As a kid, ketchup was quite possibly my favorite food. I could put it on pretty much anything. Spaghetti included. But any ketchup other than Heinz always tasted off. Heinz, to me then, up until now, was ketchup, plain and simple. As I grew up, and became interested in other foods and more subtle flavors, ketchup wasn't necessary anymore for eating steak or baked potatoes.
That said, I still love a great burger. And if there's ketchup on the burger, it's usually going to be Heinz. There's plenty of mustards out there, plenty of sodas, plenty of everything, but there's really only one Ketchup, Heinz. Or so goes my thinking most of the time.
But today, I found another ketchup, and it works on its own terms.
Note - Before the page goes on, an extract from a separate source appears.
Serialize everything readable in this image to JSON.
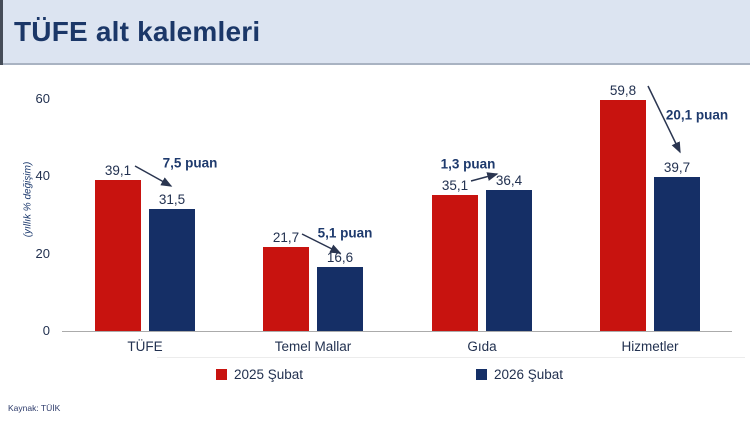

I'm 31 years old, home sick with the flu. And sick of soup, I felt like a reuben and some iced tea. Too lazy to drive downtown to Langer's for the #19, I drove to the Oinkster in Eagle Rock. They have a homemade ketchup there, which I tried with my fries. Wowzers. There's vinegar in their ketchup, and the tartness complicates the flavor, adding a punch of sour to the traditional sweet&salty alchemy of regular ketchup. Most homemade ketchup stinks. You know it. It doesn't taste right, like the target's been missed. But here, it's far enough away from your expectations of what ketchup is supposed to be, that the Oinkster's ketchup stands on its own.
Anyway, go have a chicken salad sandwich or burger there and an order of fries. Don't miss the ketchup.
P.S. I'd recommend their Reuben if it were consistent but it can be a hit-or-miss in my experience, all dependent on whether the Rye bread ends up crisp or soggy when it's served to you. If the bread's soggy, it's a greasy mess (still tasty, but a fork&knife affair). If the bread's crisp, it's superb. Oinkster's pastrami is Langer's influenced, but strikes me as overly peppery in their regular sandwich. But in a reuben, coupled with other ingredients, the pastrami sings.